Three sentences I found particularly poignant in Solwitz's memoir read as follows: "If the soul lives even ten seconds after death, [Jesse] had to have heard me" (673); "[Jesse] and Seth walking together along the sidewalk, bumping into each other, not as a dominance game but as an unconscoius joining, a return to their junction in utero" (674); and "But I fear madness without my audience, my readers, however imaginary" (676). Solwitz's writing style has its strength in her honesty--as when she blatantly acknowledges that she is in dire need of her readers--but its weakness is when she leans toward sentimentality. The death of her son is a perfectly morose subject on its own and needs no embellishment.
The character Solwitz develops for herself in her memoir is nothing out of the orndinary for a person experiencing the loss that she has: she is hostile toward others who remind her of her son, capricious in her personality, and neurotic. She captivates readers with flashes of creative experimentation and the humanity of her self-contradictions. She offers herself advice only to repudiate it in passages to come.

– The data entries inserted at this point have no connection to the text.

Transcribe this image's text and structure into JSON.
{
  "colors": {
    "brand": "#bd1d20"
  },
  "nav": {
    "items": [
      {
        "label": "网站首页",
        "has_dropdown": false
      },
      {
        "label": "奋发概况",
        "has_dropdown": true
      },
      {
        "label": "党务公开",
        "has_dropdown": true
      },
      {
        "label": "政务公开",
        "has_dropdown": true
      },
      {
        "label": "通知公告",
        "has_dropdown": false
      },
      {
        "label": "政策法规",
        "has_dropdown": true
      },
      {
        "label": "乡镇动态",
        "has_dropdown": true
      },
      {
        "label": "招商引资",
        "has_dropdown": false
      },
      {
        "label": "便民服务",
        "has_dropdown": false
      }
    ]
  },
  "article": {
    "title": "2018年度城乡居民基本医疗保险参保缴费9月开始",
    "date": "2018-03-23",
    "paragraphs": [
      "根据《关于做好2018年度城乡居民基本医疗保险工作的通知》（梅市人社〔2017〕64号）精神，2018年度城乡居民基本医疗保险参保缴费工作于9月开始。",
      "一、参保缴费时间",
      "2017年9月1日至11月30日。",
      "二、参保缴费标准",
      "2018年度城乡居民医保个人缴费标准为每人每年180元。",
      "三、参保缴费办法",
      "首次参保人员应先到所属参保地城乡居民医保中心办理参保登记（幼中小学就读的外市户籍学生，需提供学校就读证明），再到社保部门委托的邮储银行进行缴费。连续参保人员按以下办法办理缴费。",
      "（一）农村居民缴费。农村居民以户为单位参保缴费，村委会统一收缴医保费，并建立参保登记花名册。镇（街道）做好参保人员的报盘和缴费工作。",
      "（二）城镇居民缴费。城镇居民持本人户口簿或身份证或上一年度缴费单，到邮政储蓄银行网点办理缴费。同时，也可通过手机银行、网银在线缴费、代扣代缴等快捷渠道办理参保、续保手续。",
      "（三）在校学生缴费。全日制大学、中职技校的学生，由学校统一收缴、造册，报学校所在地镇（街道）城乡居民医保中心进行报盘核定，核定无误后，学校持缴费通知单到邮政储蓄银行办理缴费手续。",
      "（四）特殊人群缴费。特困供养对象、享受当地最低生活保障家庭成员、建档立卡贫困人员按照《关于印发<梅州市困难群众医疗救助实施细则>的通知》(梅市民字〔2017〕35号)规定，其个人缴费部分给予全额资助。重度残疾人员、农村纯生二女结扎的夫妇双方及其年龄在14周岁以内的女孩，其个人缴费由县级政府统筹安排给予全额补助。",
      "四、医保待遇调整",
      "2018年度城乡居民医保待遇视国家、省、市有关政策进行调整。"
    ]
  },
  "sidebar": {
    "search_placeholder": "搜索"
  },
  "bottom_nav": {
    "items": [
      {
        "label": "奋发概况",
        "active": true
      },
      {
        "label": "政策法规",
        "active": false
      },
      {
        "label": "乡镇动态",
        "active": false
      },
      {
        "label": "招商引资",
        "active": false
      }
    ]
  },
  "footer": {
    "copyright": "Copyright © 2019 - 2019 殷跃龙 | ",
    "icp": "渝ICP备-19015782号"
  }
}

I imagine Solwitz published this memoir because she took her own advice: write for yourself. Readers are drawn to her piece's consistency throughout, knowing that her pain will not be assuaged but that she might grow from it. In this respect, this is more a memoir concerning Solwitz herself than her deceased son Jesse. He is the person to whom the piece is dedicated, but she is the one moving the piece forward in her constant attempts to recover from her tragedy.